Machine Learning Based Bioinformatics as a Tool for Big-Bata Analytics on Molecular Biology Datasets
Dr. Seferina Mavroudi, Lecturer,
Department of Social Work,
Technological Institute of Western Greece,
Megalou Alexandrou 1, 263 34, Koukouli Patra
Deciphering the underlying biological mechanisms that lead to disease could pave the way for personalized medicine hopefully leading to early prevention of disease and drugs with minimal side-effects. Fulfilling this premise however is very demanding since Biology is complex, with thousands of key players interacting with each other in systems at various scales. In the light of the curse of dimensionality it is obvious that only the advent of big data in modern molecular biology provides the ground for building meaningful models that could formulate novel hypothesis. Moreover, extracting valuable biological knowledge in such environments is usually not feasible with simple statistical methods and sophisticated machine learning paradigms have to be encountered.
In the present talk we will briefly introduce the systems biology perspective according to which all essential biological molecules from genes, proteins, metabolites to cells and organs form “a network of networks”. We will mention the genomic, proteomic and other heterogeneous medical data sources of big data production and we will ultimately elaborate on the analysis of these kinds of data with modern machine learning techniques. The challenges, pitfalls and perspectives of the analysis will be discussed.
Specific case studies concerning proteomic and transcriptomic data analysis aiming at biomarker discovery will be presented. The first case study is related to big data proteomics analysis and specifically to the case of analyzing TMT based Mass Spectrometry datasets which is not only a big data problem but is also related to complex analysis steps. Due to the huge amount of the processing data, standard approaches and serial implementations fail to deliver high quality biomarkers while being extremely time consuming.
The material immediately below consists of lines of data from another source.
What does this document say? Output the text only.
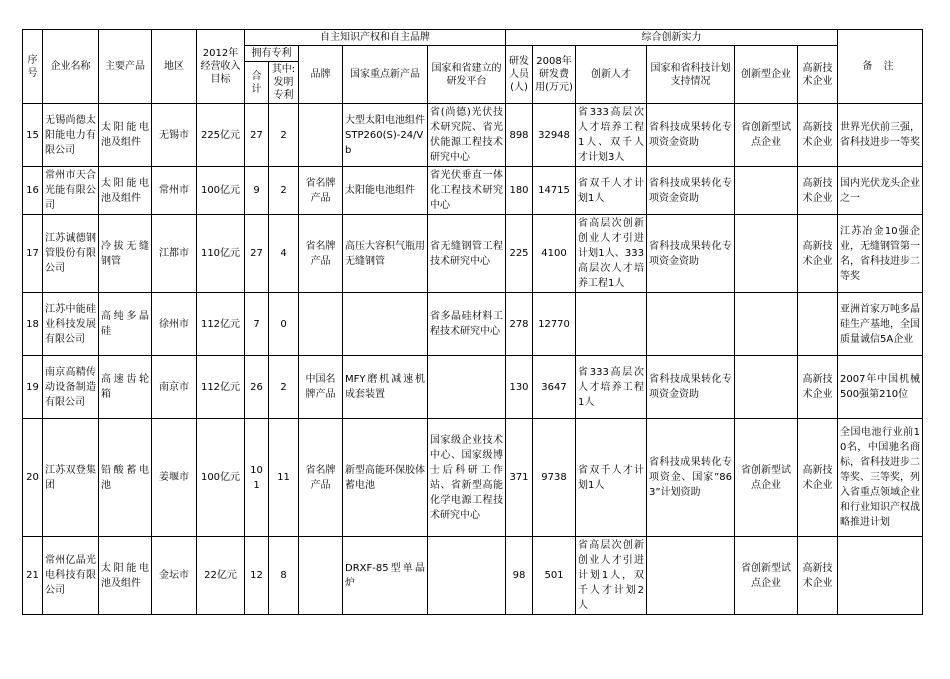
序号	企业名称	主要产品	地区	2012年经营收入目标	自主知识产权和自主品牌					综合创新实力						备 注
					拥有专利		品牌	国家重点新产品	国家和省建立的研发平台	研发人员(人)	2008年研发费用(万元)	创新人才	国家和省科技计划支持情况	创新型企业	高新技术企业	
					合计	其中:发明专利										
15	无锡尚德太阳能电力有限公司	太阳能电池及组件	无锡市	225亿元	27	2		大型太阳电池组件STP260(S)-24/Vb	省(尚德)光伏技术研究院、省光伏能源工程技术研究中心	898	32948	省333高层次人才培养工程1人、双千人才计划3人	省科技成果转化专项资金资助	省创新型试点企业	高新技术企业	世界光伏前三强，省科技进步一等奖
16	常州市天合光能有限公司	太阳能电池及组件	常州市	100亿元	9	2	省名牌产品	太阳能电池组件	省光伏垂直一体化工程技术研究中心	180	14715	省双千人才计划1人	省科技成果转化专项资金资助		高新技术企业	国内光伏龙头企业之一
17	江苏诚德钢管股份有限公司	冷拔无缝钢管	江都市	110亿元	27	4	省名牌产品	高压大容积气瓶用无缝钢管	省无缝钢管工程技术研究中心	225	4100	省高层次创新创业人才引进计划1人、333高层次人才培养工程1人	省科技成果转化专项资金资助		高新技术企业	江苏冶金10强企业，无缝钢管第一名，省科技进步二等奖
18	江苏中能硅业科技发展有限公司	高纯多晶硅	徐州市	112亿元	7	0			省多晶硅材料工程技术研究中心	278	12770					亚洲首家万吨多晶硅生产基地，全国质量诚信5A企业
19	南京高精传动设备制造有限公司	高速齿轮箱	南京市	112亿元	26	2	中国名牌产品	MFY磨机减速机成套装置		130	3647	省333高层次人才培养工程1人	省科技成果转化专项资金资助		高新技术企业	2007年中国机械500强第210位
20	江苏双登集团	铅酸蓄电池	姜堰市	100亿元	101	11	省名牌产品	新型高能环保胶体蓄电池	国家级企业技术中心、国家级博士后科研工作站、省新型高能化学电源工程技术研究中心	371	9738	省双千人才计划1人	省科技成果转化专项资金、国家”863”计划资助	省创新型试点企业	高新技术企业	全国电池行业前10名，中国驰名商标，省科技进步二等奖、三等奖，列入省重点领域企业和行业知识产权战略推进计划
21	常州亿晶光电科技有限公司	太阳能电池及组件	金坛市	22亿元	12	8		DRXF-85型单晶炉		98	501	省高层次创新创业人才引进计划1人，双千人才计划2人		省创新型试点企业	高新技术企业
For this task machine learning and more specifically meta-heuristic methods were deployed combined with high performance parallel computing techniques to provide biomarkers of increased predictive accuracy with feasible and realistic time requirements.
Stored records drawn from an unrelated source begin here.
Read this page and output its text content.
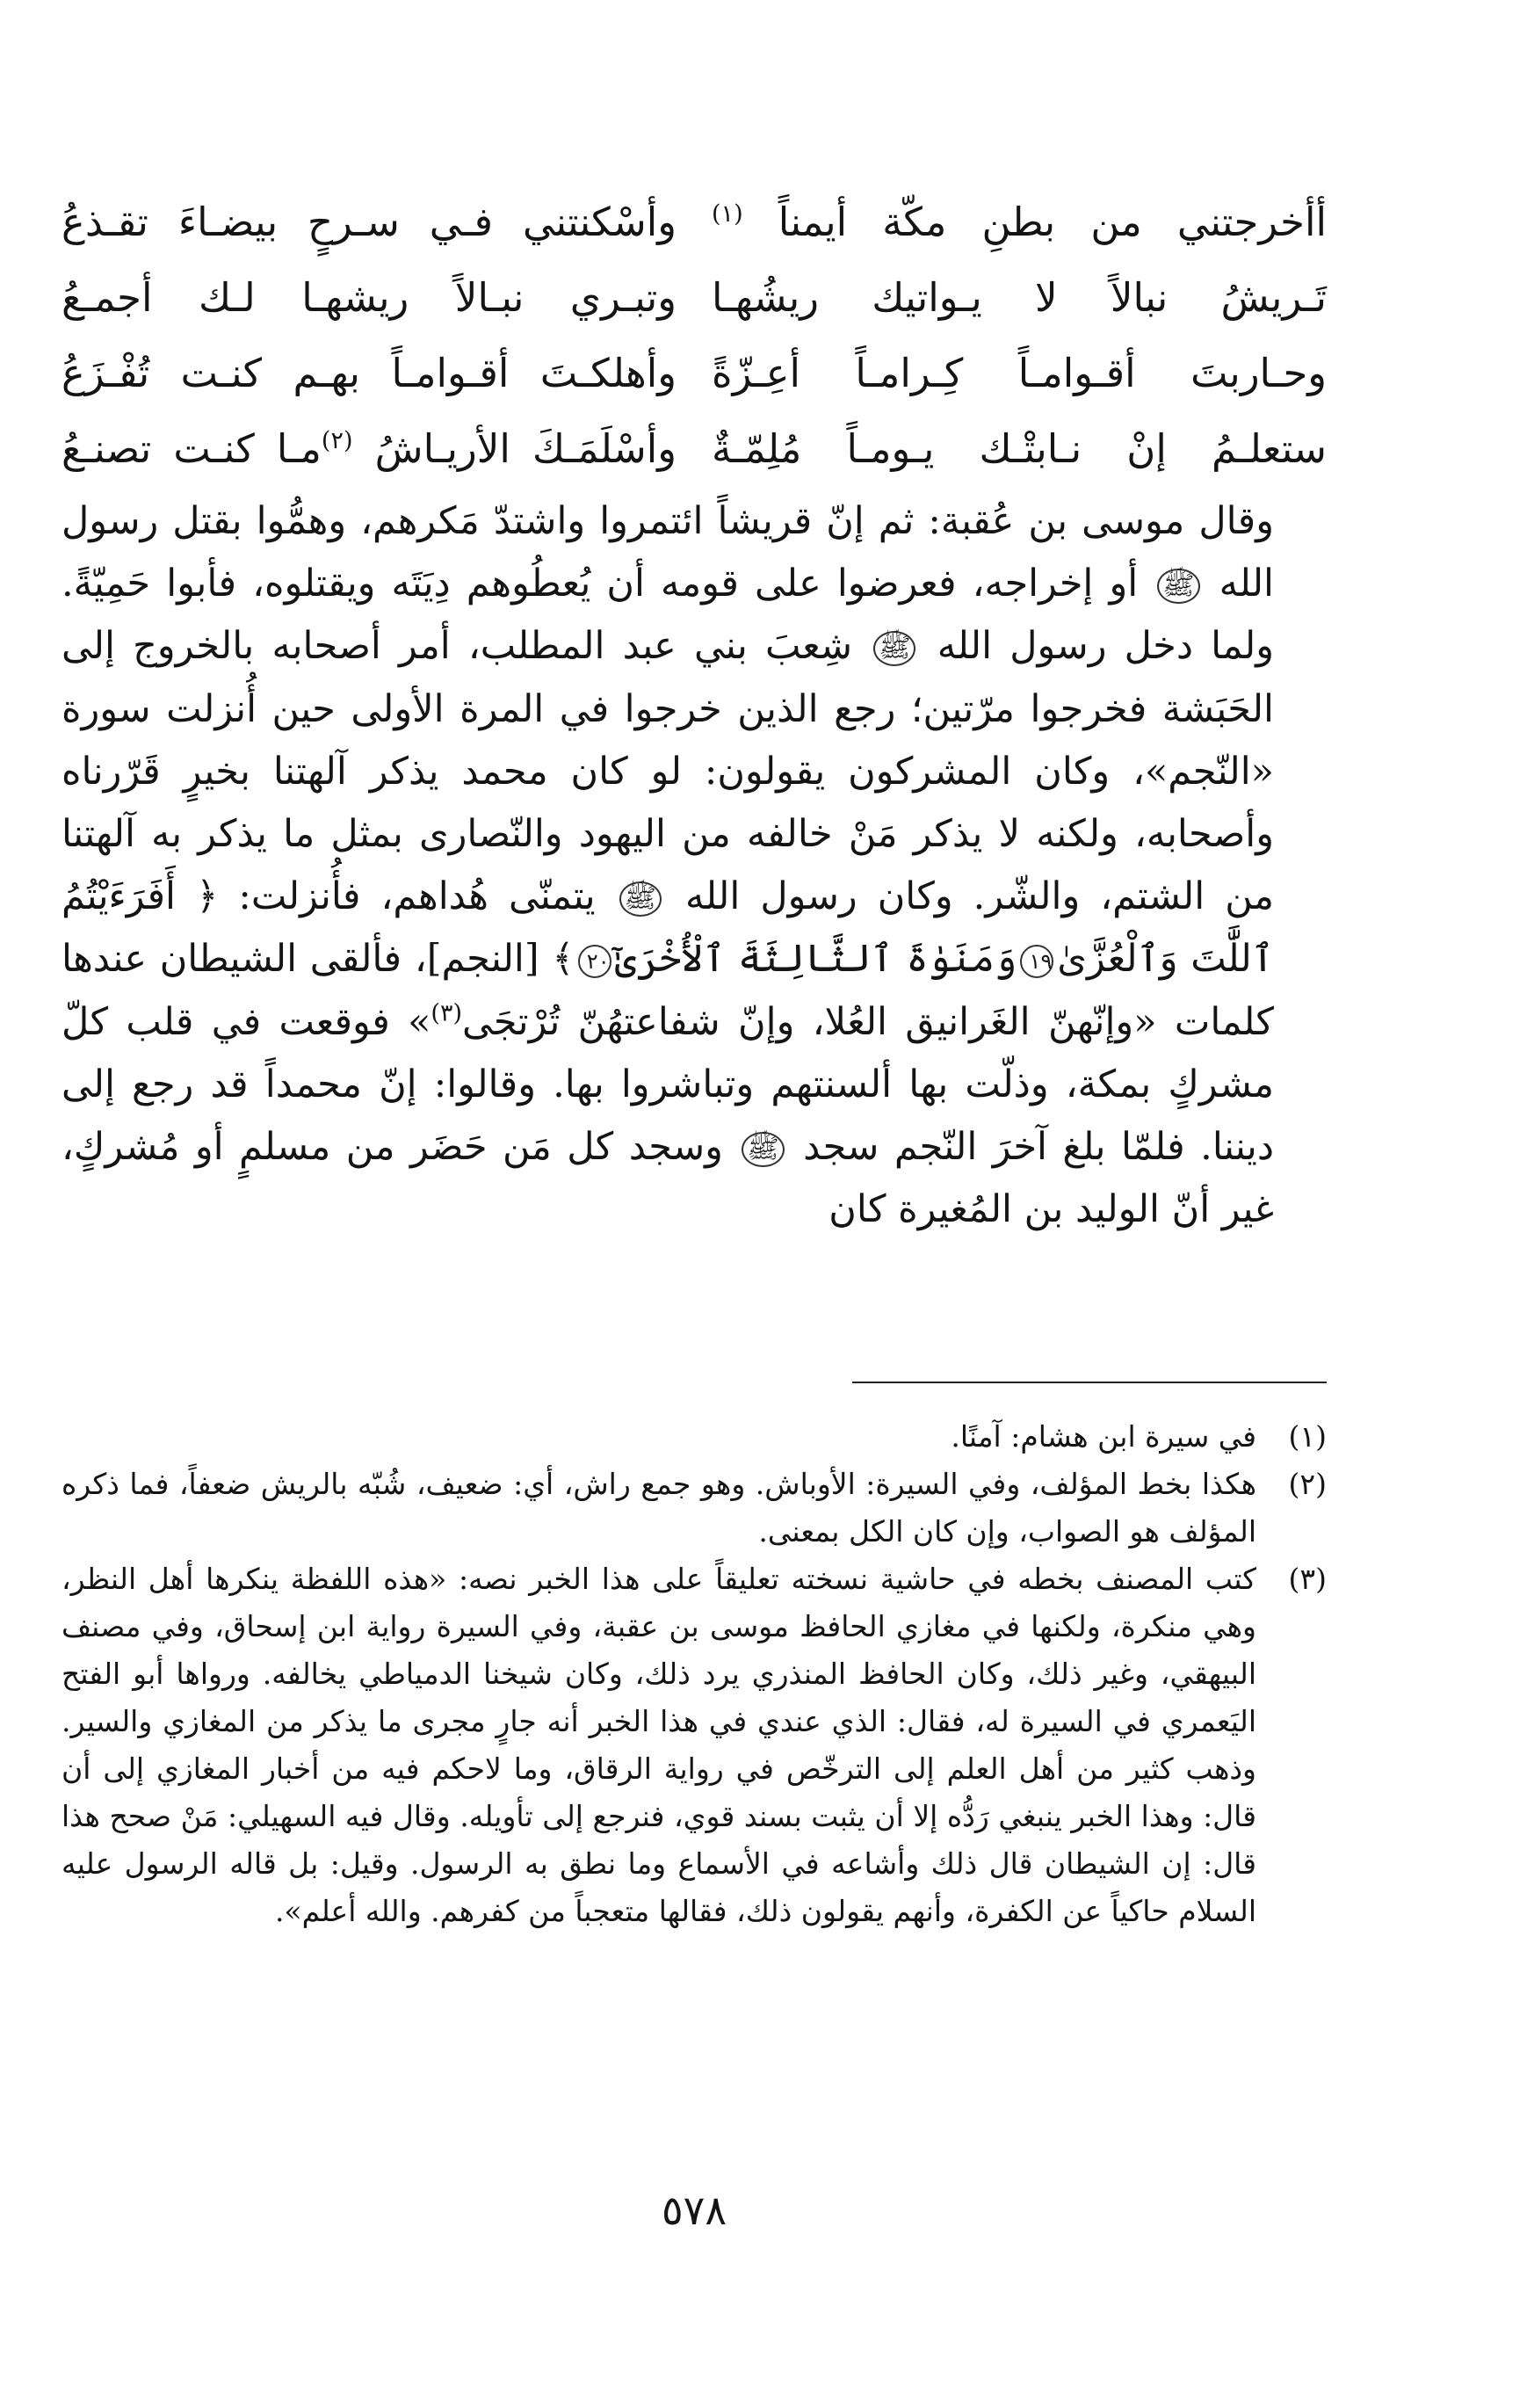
أأخرجتني من بطنِ مكّة أيمناً $^{(١)}$
وأسْكنتني فـي سـرحٍ بيضـاءَ تقـذعُ
تَـريشُ نبالاً لا يـواتيك ريشُهـا
وتبـري نبـالاً ريشهـا لـك أجمـعُ
وحـاربتَ أقـوامـاً كِـرامـاً أعِـزّةً
وأهلكـتَ أقـوامـاً بهـم كنـت تُفْـزَعُ
ستعلـمُ إنْ نـابتْـك يـومـاً مُلِمّـةٌ
وأسْلَمَـكَ الأريـاشُ $^{(٢)}$مـا كنـت تصنـعُ

وقال موسى بن عُقبة: ثم إنّ قريشاً ائتمروا واشتدّ مَكرهم، وهمُّوا بقتل رسول الله ﷺ أو إخراجه، فعرضوا على قومه أن يُعطُوهم دِيَتَه ويقتلوه، فأبوا حَمِيّةً. ولما دخل رسول الله ﷺ شِعبَ بني عبد المطلب، أمر أصحابه بالخروج إلى الحَبَشة فخرجوا مرّتين؛ رجع الذين خرجوا في المرة الأولى حين أُنزلت سورة «النّجم»، وكان المشركون يقولون: لو كان محمد يذكر آلهتنا بخيرٍ قَرّرناه وأصحابه، ولكنه لا يذكر مَنْ خالفه من اليهود والنّصارى بمثل ما يذكر به آلهتنا من الشتم، والشّر. وكان رسول الله ﷺ يتمنّى هُداهم، فأُنزلت: ﴿ أَفَرَءَيْتُمُ ٱللَّٰتَ وَٱلْعُزَّىٰ١٩وَمَنَوٰةَ ٱلثَّالِثَةَ ٱلْأُخْرَىٰٓ٢٠﴾ [النجم]، فألقى الشيطان عندها كلمات «وإنّهنّ الغَرانيق العُلا، وإنّ شفاعتهُنّ تُرْتجَى$^{(٣)}$» فوقعت في قلب كلّ مشركٍ بمكة، وذلّت بها ألسنتهم وتباشروا بها. وقالوا: إنّ محمداً قد رجع إلى ديننا. فلمّا بلغ آخرَ النّجم سجد ﷺ وسجد كل مَن حَضَر من مسلمٍ أو مُشركٍ، غير أنّ الوليد بن المُغيرة كان

(١)
في سيرة ابن هشام: آمنًا.
(٢)
هكذا بخط المؤلف، وفي السيرة: الأوباش. وهو جمع راش، أي: ضعيف، شُبّه بالريش ضعفاً، فما ذكره المؤلف هو الصواب، وإن كان الكل بمعنى.
(٣)
كتب المصنف بخطه في حاشية نسخته تعليقاً على هذا الخبر نصه: «هذه اللفظة ينكرها أهل النظر، وهي منكرة، ولكنها في مغازي الحافظ موسى بن عقبة، وفي السيرة رواية ابن إسحاق، وفي مصنف البيهقي، وغير ذلك، وكان الحافظ المنذري يرد ذلك، وكان شيخنا الدمياطي يخالفه. ورواها أبو الفتح اليَعمري في السيرة له، فقال: الذي عندي في هذا الخبر أنه جارٍ مجرى ما يذكر من المغازي والسير. وذهب كثير من أهل العلم إلى الترخّص في رواية الرقاق، وما لاحكم فيه من أخبار المغازي إلى أن قال: وهذا الخبر ينبغي رَدُّه إلا أن يثبت بسند قوي، فنرجع إلى تأويله. وقال فيه السهيلي: مَنْ صحح هذا قال: إن الشيطان قال ذلك وأشاعه في الأسماع وما نطق به الرسول. وقيل: بل قاله الرسول عليه السلام حاكياً عن الكفرة، وأنهم يقولون ذلك، فقالها متعجباً من كفرهم. والله أعلم».
٥٧٨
The second case study which will be presented includes big data analytics on transcriptomics data related to the diagnosis of early stage Parkinson disease. Specificaly, a unique network medicine pipeline has been used to combine multiple gene expression datasets created from both microarrays and RNA-sequencing experiments. The proposed methodology not only uncovered significantly fewer biomarkers than the standard approach but also came out with a set of biomarkers which present higher predictive performance and are highly relevant to the underlying mechanisms of Parkinson disease. Cloud computing technology has been used to ease the application of the proposed pipeline in multiple datasets.
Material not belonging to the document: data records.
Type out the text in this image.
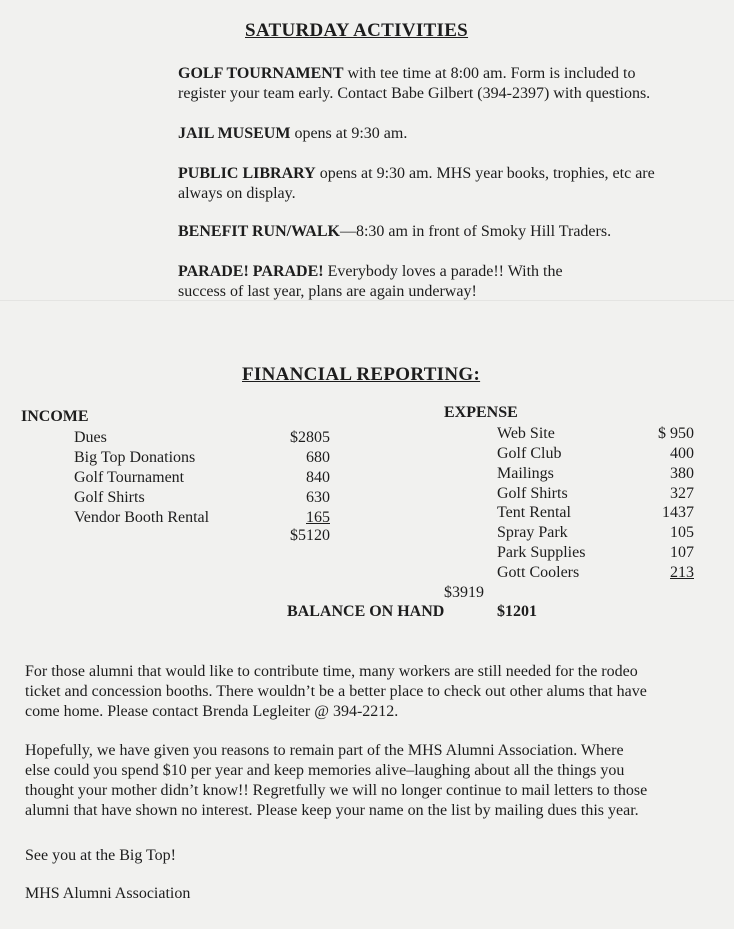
SATURDAY ACTIVITIES
GOLF TOURNAMENT with tee time at 8:00 am. Form is included to
register your team early. Contact Babe Gilbert (394-2397) with questions.
JAIL MUSEUM opens at 9:30 am.
PUBLIC LIBRARY opens at 9:30 am. MHS year books, trophies, etc are
always on display.
BENEFIT RUN/WALK—8:30 am in front of Smoky Hill Traders.
PARADE! PARADE! Everybody loves a parade!! With the
success of last year, plans are again underway!
FINANCIAL REPORTING:
INCOME
Dues	$2805
Big Top Donations	680
Golf Tournament	840
Golf Shirts	630
Vendor Booth Rental	165
$5120
EXPENSE
Web Site	$ 950
Golf Club	400
Mailings	380
Golf Shirts	327
Tent Rental	1437
Spray Park	105
Park Supplies	107
Gott Coolers	213
$3919
BALANCE ON HAND	$1201
For those alumni that would like to contribute time, many workers are still needed for the rodeo
ticket and concession booths. There wouldn’t be a better place to check out other alums that have
come home. Please contact Brenda Legleiter @ 394-2212.
Hopefully, we have given you reasons to remain part of the MHS Alumni Association. Where
else could you spend $10 per year and keep memories alive–laughing about all the things you
thought your mother didn’t know!! Regretfully we will no longer continue to mail letters to those
alumni that have shown no interest. Please keep your name on the list by mailing dues this year.
See you at the Big Top!
MHS Alumni Association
Dr. Seferina Mavroudi is a lecturer in the Department of Social Work of the TEI of Western Greece and worked as an adjunct lecturer (407/80) in the Department of Computer Engineering and Informatics of the University of Patras, Greece. Her research interests include computational intelligence, bioinformatics, and scientific computing.
She graduated in 1998 from the Department of Electrical and Computer Engineering, School of Engineering of the Aristotle University of Thessaloniki. In 2000 she received a Master’s degree from the European Postgraduate Program on Biomedical Engineering, organized by the Faculty of Medicine of the University of Patras, the Faculty of Mechanical Engineering and the Faculty of Electrical and Computer Engineering of the National Technical University of Athens, in collaboration with more than 20 European Universities. In the same program, in February of the year 2003 she completed her Ph.D. Thesis with title “Development of advanced computational intelligence models for complex bioinformatics – and biosignal processing applications”. During her phd studies she visited the Bioinformatics Center of the University of Pennsylvania as a visiting researcher. She has over 40 publications in international scientific journals, proceedings of international conferences and book chapters.